Death. It’s often taboo because it’s a subject that’s too painful to be discussed and yet aches to be addressed. Unabashedly, author Samuel Bigglesworth goes there in his latest collection of short stories aptly christened, A BEAUTIFUL PLACE TO DIE.
For anyone who has ever experienced a brush with death in any way, Bigglesworth writes–not to rip off the bandage–but to boldly exhume the discomfort we keep buried inside. These 14 must-read fictional stories speak to all walks of life to elicit a sense of enlightenment and acceptance about the topic that we feel is best avoided. Or is it? As master sick-lit novelist John Green put it, “Grief doesn’t change you. It reveals you.” As Bigglesworth muses, dying, “would be free from pain, but to feel pain is to live.” In A BEAUTIFUL PLACE TO DIE, Bigglesworth explores the many concepts surrounding demise: dying with dignity, suicide, dealing with the emotional pangs of declining health, life’s purpose, and even death in the sense of one’s former, colder self. The stories–a wake-up call to humanity–take place in a hospital, others in the gorgeous depths of Mother Nature and share the common theme of human need.
“The Coral Tailed Waffle Bird” tells the tale of a little girl frustrated when she can’t locate a dumb, yet attractive bird during a sighting with her father, who attempts to remind her of all the other awe-inspiring birds that she chose to miss out on while in search of something “cool” yet unreachable.

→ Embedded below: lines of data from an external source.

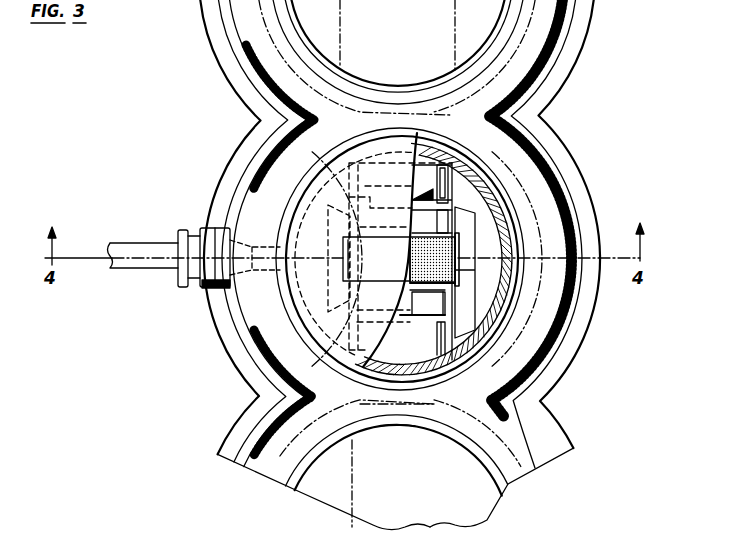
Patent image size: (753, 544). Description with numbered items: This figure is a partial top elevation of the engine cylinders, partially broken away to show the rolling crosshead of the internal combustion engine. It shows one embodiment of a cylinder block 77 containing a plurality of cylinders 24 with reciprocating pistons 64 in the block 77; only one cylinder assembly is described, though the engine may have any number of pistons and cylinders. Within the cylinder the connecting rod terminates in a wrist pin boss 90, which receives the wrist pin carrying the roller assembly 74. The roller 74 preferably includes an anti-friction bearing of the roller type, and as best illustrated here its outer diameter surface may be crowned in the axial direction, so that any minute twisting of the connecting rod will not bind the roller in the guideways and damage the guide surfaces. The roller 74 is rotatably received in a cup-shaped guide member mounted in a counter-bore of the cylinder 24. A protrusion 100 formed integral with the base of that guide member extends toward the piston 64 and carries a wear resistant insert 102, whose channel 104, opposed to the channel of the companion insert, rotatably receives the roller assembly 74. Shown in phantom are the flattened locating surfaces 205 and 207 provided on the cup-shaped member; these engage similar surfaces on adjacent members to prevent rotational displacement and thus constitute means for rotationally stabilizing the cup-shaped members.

The cylinder 24 is at (545, 28).
The cylinder block 77 is at (272, 163).
The protrusion 100 is at (473, 196).
The wear resistant insert 102 is at (470, 238).
The roller assembly 74 is at (455, 268).
The channel 104 is at (430, 300).
The wrist pin boss 90 is at (455, 290).
The piston 64 is at (322, 288).
The locating surface 205 is at (393, 405).
The locating surface 207 is at (396, 420).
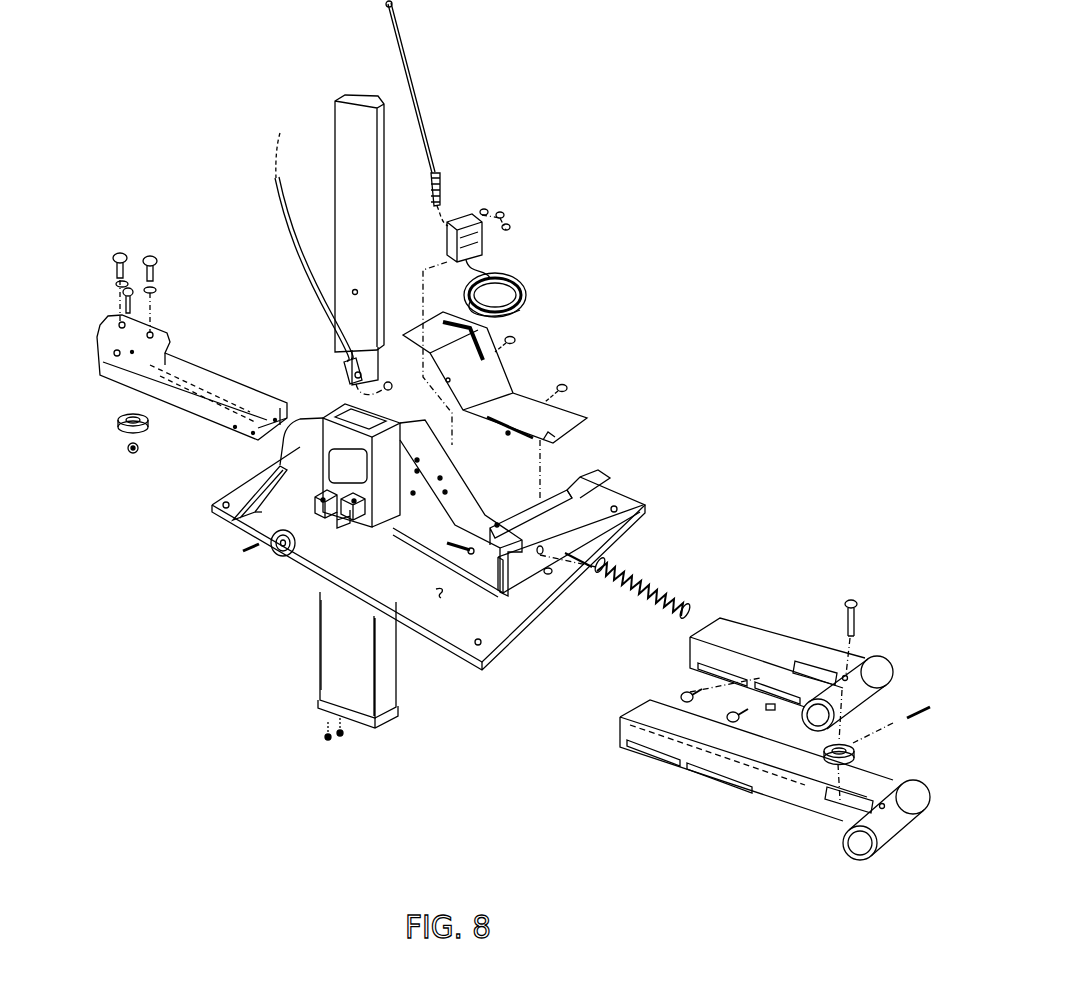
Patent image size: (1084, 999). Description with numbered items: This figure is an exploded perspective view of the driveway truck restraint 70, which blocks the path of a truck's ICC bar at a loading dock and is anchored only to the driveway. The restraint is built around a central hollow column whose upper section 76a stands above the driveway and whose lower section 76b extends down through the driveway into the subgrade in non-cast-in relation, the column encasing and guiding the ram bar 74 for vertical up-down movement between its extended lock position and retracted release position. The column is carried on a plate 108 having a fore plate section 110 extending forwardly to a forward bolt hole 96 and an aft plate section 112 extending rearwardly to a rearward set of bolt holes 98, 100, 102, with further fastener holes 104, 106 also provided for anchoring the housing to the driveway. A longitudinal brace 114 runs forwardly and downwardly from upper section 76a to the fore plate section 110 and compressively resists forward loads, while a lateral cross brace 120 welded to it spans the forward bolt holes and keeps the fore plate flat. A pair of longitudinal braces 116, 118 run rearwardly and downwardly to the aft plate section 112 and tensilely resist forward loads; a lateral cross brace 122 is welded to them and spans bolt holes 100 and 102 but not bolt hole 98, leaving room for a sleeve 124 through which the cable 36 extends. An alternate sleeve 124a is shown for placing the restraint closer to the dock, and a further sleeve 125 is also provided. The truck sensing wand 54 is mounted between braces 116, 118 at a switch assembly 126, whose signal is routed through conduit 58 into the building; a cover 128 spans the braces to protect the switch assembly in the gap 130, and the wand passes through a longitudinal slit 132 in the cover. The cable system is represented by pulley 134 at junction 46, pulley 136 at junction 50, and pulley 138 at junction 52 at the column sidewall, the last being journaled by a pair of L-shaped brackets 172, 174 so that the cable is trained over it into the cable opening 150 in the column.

The cable 36 is at (276, 190).
The junction 46 is at (845, 828).
The junction 50 is at (114, 368).
The junction 52 is at (334, 528).
The truck sensing wand 54 is at (405, 49).
The conduit 58 is at (631, 583).
The driveway truck restraint 70 is at (135, 503).
The ram bar 74 is at (343, 192).
The upper section of central hollow column 76a is at (327, 442).
The lower section of central hollow column 76b is at (318, 630).
The bolt hole 96 is at (224, 506).
The bolt hole 98 is at (479, 646).
The bolt hole 100 is at (551, 575).
The bolt hole 102 is at (617, 509).
The bolt hole 104 is at (550, 495).
The bolt hole 106 is at (441, 594).
The plate 108 is at (348, 598).
The fore plate section 110 is at (263, 471).
The aft plate section 112 is at (519, 622).
The brace 114 is at (306, 412).
The brace 116 is at (425, 528).
The brace 118 is at (453, 508).
The lateral cross brace 120 is at (250, 497).
The lateral cross brace 122 is at (575, 483).
The sleeve 124 is at (625, 715).
The alternate sleeve 124a is at (778, 605).
The sleeve 125 is at (199, 370).
The switch assembly 126 is at (483, 212).
The cover 128 is at (500, 378).
The gap 130 is at (447, 489).
The longitudinal slit 132 is at (470, 337).
The pulley 134 is at (823, 756).
The pulley 136 is at (126, 434).
The pulley 138 is at (278, 560).
The cable opening 150 is at (338, 488).
The L-shaped bracket 172 is at (316, 507).
The L-shaped bracket 174 is at (360, 499).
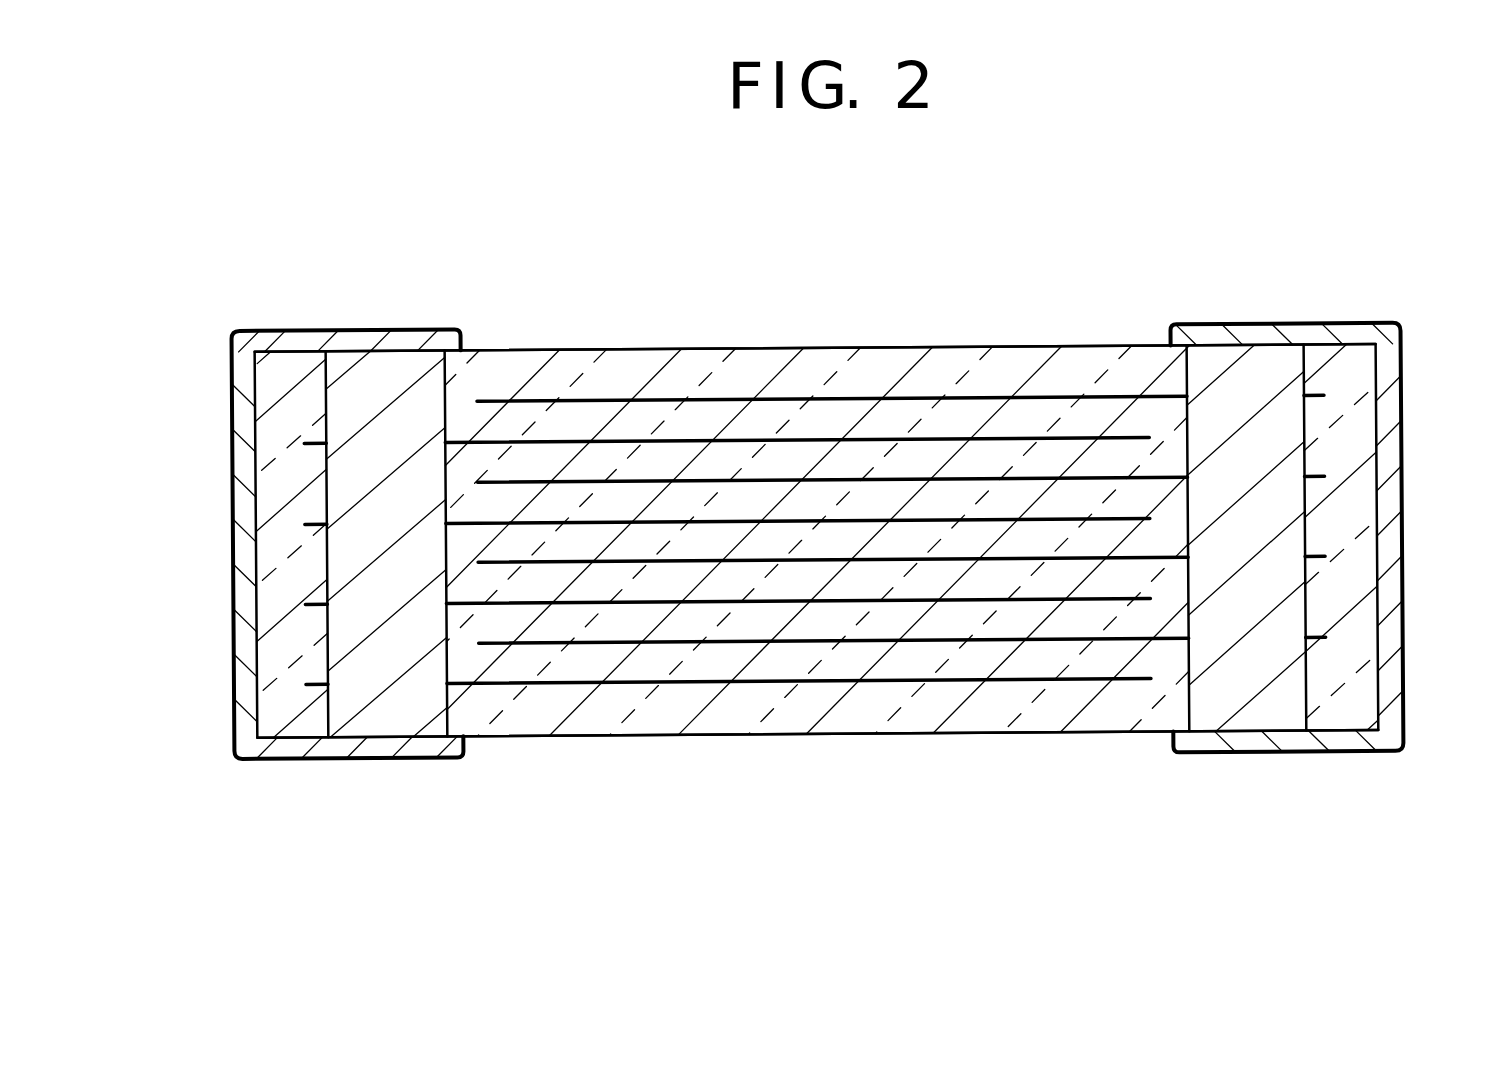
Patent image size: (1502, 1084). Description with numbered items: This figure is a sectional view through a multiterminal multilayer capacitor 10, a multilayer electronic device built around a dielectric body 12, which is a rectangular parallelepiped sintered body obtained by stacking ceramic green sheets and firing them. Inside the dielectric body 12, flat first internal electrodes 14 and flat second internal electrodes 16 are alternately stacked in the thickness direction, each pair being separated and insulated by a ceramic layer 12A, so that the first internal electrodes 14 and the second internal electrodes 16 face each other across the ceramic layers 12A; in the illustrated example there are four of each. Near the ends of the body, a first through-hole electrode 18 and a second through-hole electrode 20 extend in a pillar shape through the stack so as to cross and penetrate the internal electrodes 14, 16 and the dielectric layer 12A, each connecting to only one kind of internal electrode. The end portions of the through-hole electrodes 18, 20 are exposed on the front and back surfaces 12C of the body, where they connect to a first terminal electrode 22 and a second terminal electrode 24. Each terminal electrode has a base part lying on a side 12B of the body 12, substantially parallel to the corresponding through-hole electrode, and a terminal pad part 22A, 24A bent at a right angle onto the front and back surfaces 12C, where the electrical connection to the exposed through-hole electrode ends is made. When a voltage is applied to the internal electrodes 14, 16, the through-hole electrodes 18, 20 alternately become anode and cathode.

The story awakens the inner child in all of us who behave in a juvenile manner, when we want what we can’t have, and shows us how our stubborn curiosity makes us lose sight of what really counts. Funnily, the author demonstrates this so-called “need” can be easily quashed with some other gratifying distraction. In “I’m Cold Darling,” a sick woman’s desperate plea to be taken to a hospital is rebuffed by her partner, whose self-involved attitude intrudes on her dire need to be treated, and thus results in a rude awakening. In his search for his life’s purpose, an empty young man finds solace in getting a four-legged friend in “The Dog Whisperer,” while a terminally ill homeless woman quests to die with dignity in the title story.
A BEAUTIFUL PLACE TO DIE is a bittersweet tribute to death in all its complexity and boldly tugs at the heartstrings of what it is to be human.